Deuteration-induced scission of C58 oligomers

Abstract

The reaction of solid C(58) films with atomic deuterium to yield deuterofullerenes, C(58)D(x), has been investigated by thermal desorption spectroscopy coupled with mass spectrometric detection, ultraviolet photoionization spectroscopy (21.2 eV), and atomic force microscopy (AFM). The average composition of the deuterofullerenes created depends on deuterium dose, beam flux, and surface temperature. Low deuterium exposures at room temperature yield predominantly C(58)D(6-8) cages. Saturation exposures at room temperature yield mass spectra peaked at C(58)D(26). After saturation exposures at elevated surface temperatures (approximately 500 K), the (subsequently) desorbed material reveals a comparatively narrow mass spectral distribution centered at C(58)D(30).
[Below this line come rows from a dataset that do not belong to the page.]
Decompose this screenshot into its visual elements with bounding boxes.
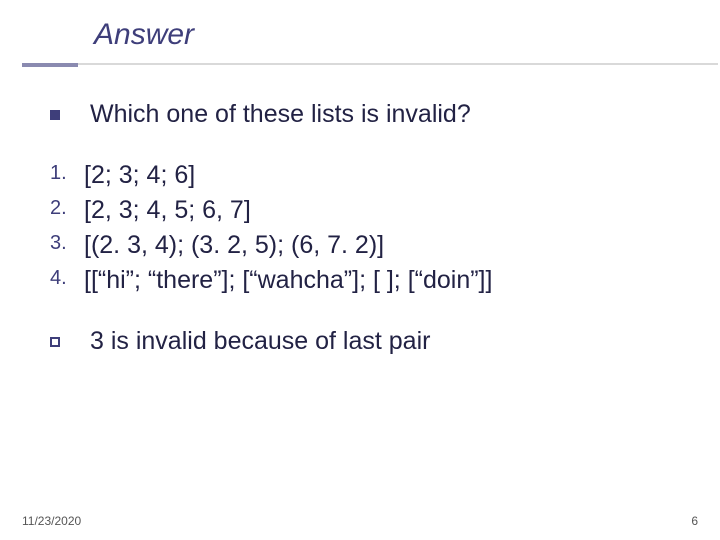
answer-row: 3 is invalid because of last pair	[50, 325, 696, 358]
question-text: Which one of these lists is invalid?	[90, 98, 471, 131]
item-text: [2; 3; 4; 6]	[84, 159, 195, 192]
item-number: 1.	[50, 159, 84, 185]
item-text: [[“hi”; “there”]; [“wahcha”]; [ ]; [“doi…	[84, 264, 492, 297]
answer-text: 3 is invalid because of last pair	[90, 325, 430, 358]
footer-page-number: 6	[691, 514, 698, 528]
list-item: 2. [2, 3; 4, 5; 6, 7]	[50, 194, 696, 227]
list-item: 3. [(2. 3, 4); (3. 2, 5); (6, 7. 2)]	[50, 229, 696, 262]
slide-content: Which one of these lists is invalid? 1. …	[50, 98, 696, 366]
question-row: Which one of these lists is invalid?	[50, 98, 696, 131]
square-outline-bullet-icon	[50, 337, 60, 347]
list-item: 1. [2; 3; 4; 6]	[50, 159, 696, 192]
item-number: 3.	[50, 229, 84, 255]
item-text: [2, 3; 4, 5; 6, 7]	[84, 194, 251, 227]
footer-date: 11/23/2020	[22, 514, 81, 528]
item-text: [(2. 3, 4); (3. 2, 5); (6, 7. 2)]	[84, 229, 384, 262]
square-bullet-icon	[50, 110, 60, 120]
slide-title: Answer	[94, 18, 720, 52]
title-underline	[78, 63, 718, 65]
slide-footer: 11/23/2020 6	[22, 514, 698, 528]
list-item: 4. [[“hi”; “there”]; [“wahcha”]; [ ]; [“…	[50, 264, 696, 297]
accent-bar	[22, 63, 78, 67]
item-number: 2.	[50, 194, 84, 220]
item-number: 4.	[50, 264, 84, 290]
options-list: 1. [2; 3; 4; 6] 2. [2, 3; 4, 5; 6, 7] 3.…	[50, 159, 696, 297]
Deuteration is associated with cleavage of covalent cage-cage bonds in the starting C(58) oligomer material, as evidenced by a considerable lowering of the sublimation energies of C(58)D(x) compared to desorption of C(58) desorbed from pure oligomer films. Correspondingly, AFM images reveal a D-induced, thermally activated transition from dendritic C(58) oligomer islands into smooth-rimmed islands composed of deuterated cages. Deuterated films exhibit a significantly lower work function than bare C(58) films. Progressing deuteration also gradually raises the surface ionization potential.